Goで実践 アクターモデル vol.3 Mailboxを理解しよう

Malboxとは

前回まではアクターを使った簡単な実装について解説しました。

一般的なWebアプリケーションで利用するHTTPのリクエストレスポンスを中心として考えるものと異なり、
情報伝達経路を中心に考えていくように感じられたかもしれません。

アクターの情報伝達には Mailbox の存在を理解しておく必要があります。
それぞれのアクターは現実世界の我々と同じようにアドレスを持ち、
他のアクターからのメッセージはMailboxに配信されます。

メッセージはPIDを指定して送信されますが、全てMailboxに格納され、
アクターは格納されたメッセージを取り出すことで、読み取ることができるようになります。

Mailboxは現実世界の郵便受けをイメージしてもらっても構いませんし、
ある程度開発に慣れている方はQueueというと伝わるかもしれません。

actorのコンポーネント図

出典:
proto.actor

前回

blog.ytake.jp.net

Mailboxの基本的な挙動

Mailboxの基本的な挙動として、
アクターシステムのメッセージとみなさんがアクターに送信するユーザーメッセージの2 つで構成されます。

システムメッセージは障害が発生した場合にMailboxの処理を一時停止したり再開するために、
アクターコンテキストによって内部的に使用されます。
システムメッセージは、アクターを管理するために内部的にも使用され、
開始、停止、再起動といった重要なメッセージを扱います。

メールボックス内のメッセージは、常にFIFO順序で配信されますが、
システムメッセージがある場合はユーザーメッセージより前に処理され利用になっています。
この点は通常のFIFOと異なりますので覚えておきましょう。

アクターのMailboxには次のルールが適用されます。

メッセージの送信は複数のアクターによって同時に実行されます。
これはmpsc、つまりmultiple producer, single consumerを表します。

メッセージの受信はアクターによって順番に行われます。
特別な挙動が必要な場合は任意の他のルールを適用することもできます。

Mailboxはアクター間で共有することはできません。

デフォルトでは無制限でメッセージをMailboxに格納できるようになっています。

Mailbox Middleware

下記のシンプルなアクターの処理をベースにMailboxを実際に触ってみましょう。

package main

import (
    "fmt"

    console "github.com/asynkron/goconsole"
    "github.com/asynkron/protoactor-go/actor"
)

type Hello struct{ Who string }
type HelloActor struct{}

func NewHelloActor() actor.Actor {
    return &HelloActor{}
}

func (state *HelloActor) Receive(context actor.Context) {
    switch msg := context.Message().(type) {
    case Hello:
        fmt.Printf("Hello %v\n", msg.Who)
    }
}

func main() {
    system := actor.NewActorSystem()
    props := actor.PropsFromProducer(NewHelloActor)
    pid := system.Root.Spawn(props)
    system.Root.Send(pid, Hello{Who: "ytake"})
    _, _ = console.ReadLine()
}

Proto ActorではMailboxに処理を挟み込みたい場合は、
下記のWithMailboxを利用して任意の処理を追加できます。

props := actor.FromProducer(
    MyActorProducer,
    actor.WithMailbox(MyMailboxProducer)
)

Mailboxにロガーを追加してみよう

それでは早速シンプルなログ出力を追加してみましょう。

Mailboxに任意の処理を挟み込む場合は、下記のMailboxMiddleware インターフェースを実装します。
最近のWebアプリケーションフレームワークでもよくあるミドルウェア的な表現がされています。

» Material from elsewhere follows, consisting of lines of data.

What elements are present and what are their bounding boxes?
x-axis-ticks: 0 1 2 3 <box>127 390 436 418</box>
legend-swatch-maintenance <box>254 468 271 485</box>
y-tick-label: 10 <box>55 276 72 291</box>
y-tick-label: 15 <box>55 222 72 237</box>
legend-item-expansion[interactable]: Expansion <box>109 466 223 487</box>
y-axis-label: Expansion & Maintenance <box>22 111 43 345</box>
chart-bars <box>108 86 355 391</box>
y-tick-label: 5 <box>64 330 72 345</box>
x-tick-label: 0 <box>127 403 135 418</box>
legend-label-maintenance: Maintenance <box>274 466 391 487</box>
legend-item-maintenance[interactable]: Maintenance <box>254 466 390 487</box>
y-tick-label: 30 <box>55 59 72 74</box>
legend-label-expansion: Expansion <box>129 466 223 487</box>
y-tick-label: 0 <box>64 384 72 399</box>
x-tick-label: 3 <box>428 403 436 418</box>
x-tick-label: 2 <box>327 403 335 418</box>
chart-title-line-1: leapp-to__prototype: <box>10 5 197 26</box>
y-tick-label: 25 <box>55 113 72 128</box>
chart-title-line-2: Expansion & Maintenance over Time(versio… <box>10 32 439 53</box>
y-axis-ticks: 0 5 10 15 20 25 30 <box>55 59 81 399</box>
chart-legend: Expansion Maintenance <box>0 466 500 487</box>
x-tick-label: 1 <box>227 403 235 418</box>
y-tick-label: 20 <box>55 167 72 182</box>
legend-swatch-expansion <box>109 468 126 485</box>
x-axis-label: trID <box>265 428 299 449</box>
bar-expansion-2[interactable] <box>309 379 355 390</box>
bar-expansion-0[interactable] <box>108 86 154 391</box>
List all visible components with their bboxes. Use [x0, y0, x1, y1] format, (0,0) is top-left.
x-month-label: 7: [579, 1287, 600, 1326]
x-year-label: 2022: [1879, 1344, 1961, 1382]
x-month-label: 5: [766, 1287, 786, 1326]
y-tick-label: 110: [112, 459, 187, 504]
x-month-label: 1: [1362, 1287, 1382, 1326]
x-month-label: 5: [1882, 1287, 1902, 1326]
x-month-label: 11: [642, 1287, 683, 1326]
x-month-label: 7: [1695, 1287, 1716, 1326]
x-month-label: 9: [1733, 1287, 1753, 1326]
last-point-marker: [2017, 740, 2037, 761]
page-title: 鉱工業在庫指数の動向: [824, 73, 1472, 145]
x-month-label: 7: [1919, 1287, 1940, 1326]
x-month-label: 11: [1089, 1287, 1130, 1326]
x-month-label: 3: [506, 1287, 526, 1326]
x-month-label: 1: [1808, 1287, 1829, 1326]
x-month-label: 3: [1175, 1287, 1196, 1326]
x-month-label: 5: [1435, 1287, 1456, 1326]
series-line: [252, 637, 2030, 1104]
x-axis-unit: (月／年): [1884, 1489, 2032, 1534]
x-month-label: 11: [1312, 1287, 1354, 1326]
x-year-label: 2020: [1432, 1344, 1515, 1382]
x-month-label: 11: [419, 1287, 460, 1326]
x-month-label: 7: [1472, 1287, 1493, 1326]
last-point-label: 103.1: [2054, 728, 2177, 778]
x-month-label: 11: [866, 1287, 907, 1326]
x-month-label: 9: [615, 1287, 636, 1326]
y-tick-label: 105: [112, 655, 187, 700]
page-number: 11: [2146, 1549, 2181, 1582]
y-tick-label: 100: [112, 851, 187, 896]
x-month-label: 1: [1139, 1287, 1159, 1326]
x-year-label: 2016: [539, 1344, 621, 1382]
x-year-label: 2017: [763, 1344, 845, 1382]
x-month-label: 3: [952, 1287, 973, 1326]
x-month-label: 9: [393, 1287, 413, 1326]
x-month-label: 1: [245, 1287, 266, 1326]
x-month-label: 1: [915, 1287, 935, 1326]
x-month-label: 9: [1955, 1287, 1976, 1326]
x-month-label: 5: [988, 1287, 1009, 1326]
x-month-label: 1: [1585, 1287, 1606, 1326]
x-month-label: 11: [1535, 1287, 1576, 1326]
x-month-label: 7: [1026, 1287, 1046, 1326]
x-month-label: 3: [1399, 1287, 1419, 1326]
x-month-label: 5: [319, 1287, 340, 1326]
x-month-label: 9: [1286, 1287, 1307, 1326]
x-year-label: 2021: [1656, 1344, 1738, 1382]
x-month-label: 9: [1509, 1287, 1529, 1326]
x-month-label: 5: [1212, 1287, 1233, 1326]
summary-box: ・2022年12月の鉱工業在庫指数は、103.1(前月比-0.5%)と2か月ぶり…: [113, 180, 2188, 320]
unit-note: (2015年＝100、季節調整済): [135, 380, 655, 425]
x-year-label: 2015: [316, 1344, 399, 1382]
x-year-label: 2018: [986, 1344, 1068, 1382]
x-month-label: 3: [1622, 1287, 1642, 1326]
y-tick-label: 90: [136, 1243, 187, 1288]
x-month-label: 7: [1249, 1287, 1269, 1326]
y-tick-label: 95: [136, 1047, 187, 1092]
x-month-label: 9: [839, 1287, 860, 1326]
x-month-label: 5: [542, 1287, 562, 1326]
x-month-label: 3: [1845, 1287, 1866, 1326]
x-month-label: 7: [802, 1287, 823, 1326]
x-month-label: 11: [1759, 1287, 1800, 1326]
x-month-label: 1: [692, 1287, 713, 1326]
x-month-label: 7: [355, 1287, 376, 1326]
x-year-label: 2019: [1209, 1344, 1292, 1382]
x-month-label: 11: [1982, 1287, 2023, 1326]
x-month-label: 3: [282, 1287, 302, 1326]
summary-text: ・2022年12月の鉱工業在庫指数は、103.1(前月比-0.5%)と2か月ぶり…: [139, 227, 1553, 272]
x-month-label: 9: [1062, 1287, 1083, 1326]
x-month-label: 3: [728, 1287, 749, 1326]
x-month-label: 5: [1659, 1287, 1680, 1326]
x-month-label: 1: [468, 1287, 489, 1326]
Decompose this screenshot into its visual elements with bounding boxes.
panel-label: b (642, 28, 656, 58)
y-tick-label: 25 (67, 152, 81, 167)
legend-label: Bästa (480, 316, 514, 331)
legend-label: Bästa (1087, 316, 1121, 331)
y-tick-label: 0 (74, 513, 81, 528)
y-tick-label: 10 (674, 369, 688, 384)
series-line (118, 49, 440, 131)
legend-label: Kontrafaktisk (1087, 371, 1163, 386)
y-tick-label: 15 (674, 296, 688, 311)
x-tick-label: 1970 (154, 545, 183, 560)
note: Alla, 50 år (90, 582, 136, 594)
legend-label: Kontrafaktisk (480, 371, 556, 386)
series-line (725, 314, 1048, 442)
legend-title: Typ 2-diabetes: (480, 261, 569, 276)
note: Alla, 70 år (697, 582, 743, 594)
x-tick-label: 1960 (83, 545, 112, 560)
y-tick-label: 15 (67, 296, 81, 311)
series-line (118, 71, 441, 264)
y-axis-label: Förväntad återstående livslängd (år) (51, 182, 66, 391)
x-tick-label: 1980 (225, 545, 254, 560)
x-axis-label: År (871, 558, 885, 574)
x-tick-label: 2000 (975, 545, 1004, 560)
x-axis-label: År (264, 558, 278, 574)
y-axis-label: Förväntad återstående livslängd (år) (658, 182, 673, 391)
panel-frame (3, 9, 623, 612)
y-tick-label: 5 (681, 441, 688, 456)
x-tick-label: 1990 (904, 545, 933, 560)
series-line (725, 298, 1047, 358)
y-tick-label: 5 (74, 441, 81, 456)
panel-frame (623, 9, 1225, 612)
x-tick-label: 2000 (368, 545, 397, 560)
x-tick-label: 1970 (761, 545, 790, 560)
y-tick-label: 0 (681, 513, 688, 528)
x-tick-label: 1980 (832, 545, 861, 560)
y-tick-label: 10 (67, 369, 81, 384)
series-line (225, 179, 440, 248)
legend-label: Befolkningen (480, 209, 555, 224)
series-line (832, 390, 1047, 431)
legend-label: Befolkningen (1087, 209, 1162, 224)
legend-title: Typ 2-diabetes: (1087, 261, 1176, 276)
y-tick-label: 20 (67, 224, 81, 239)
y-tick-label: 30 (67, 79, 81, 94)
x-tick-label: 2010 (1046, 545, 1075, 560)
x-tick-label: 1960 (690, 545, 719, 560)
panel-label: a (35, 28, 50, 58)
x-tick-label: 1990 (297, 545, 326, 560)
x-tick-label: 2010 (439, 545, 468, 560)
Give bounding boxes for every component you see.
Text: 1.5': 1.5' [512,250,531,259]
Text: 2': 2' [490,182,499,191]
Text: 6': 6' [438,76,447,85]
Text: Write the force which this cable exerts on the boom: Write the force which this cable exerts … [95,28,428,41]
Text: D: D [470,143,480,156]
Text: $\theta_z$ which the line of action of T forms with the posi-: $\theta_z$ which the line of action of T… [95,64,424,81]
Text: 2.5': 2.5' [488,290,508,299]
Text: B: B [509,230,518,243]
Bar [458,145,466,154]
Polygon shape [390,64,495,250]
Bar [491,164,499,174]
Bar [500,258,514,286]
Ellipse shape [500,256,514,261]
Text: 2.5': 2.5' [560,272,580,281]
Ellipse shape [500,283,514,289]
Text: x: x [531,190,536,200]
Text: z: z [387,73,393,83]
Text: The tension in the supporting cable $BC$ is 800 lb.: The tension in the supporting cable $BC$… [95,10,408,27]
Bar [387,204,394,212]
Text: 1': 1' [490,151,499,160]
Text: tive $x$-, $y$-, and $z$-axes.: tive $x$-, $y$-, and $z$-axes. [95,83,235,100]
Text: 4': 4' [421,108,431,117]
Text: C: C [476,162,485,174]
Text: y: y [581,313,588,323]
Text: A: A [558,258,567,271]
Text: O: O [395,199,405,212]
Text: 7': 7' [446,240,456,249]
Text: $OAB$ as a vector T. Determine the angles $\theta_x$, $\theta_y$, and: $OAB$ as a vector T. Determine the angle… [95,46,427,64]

// MailboxMiddleware is an interface for intercepting messages and events in the mailbox
type MailboxMiddleware interface {
    MailboxStarted()
    MessagePosted(message interface{})
    MessageReceived(message interface{})
    MailboxEmpty()
}

MailboxStarted は Mailbox自体が起動した時にコールされるメソッドです。

MessagePosted はMailboxに対して
システムメッセージ・ユーザーメッセージが送信されるとコールされます。
コールされたあとにMailboxにpushされます。

MessageReceived はMailboxに システムメッセージ・ユーザーメッセージが到達・受け取るとコールされます。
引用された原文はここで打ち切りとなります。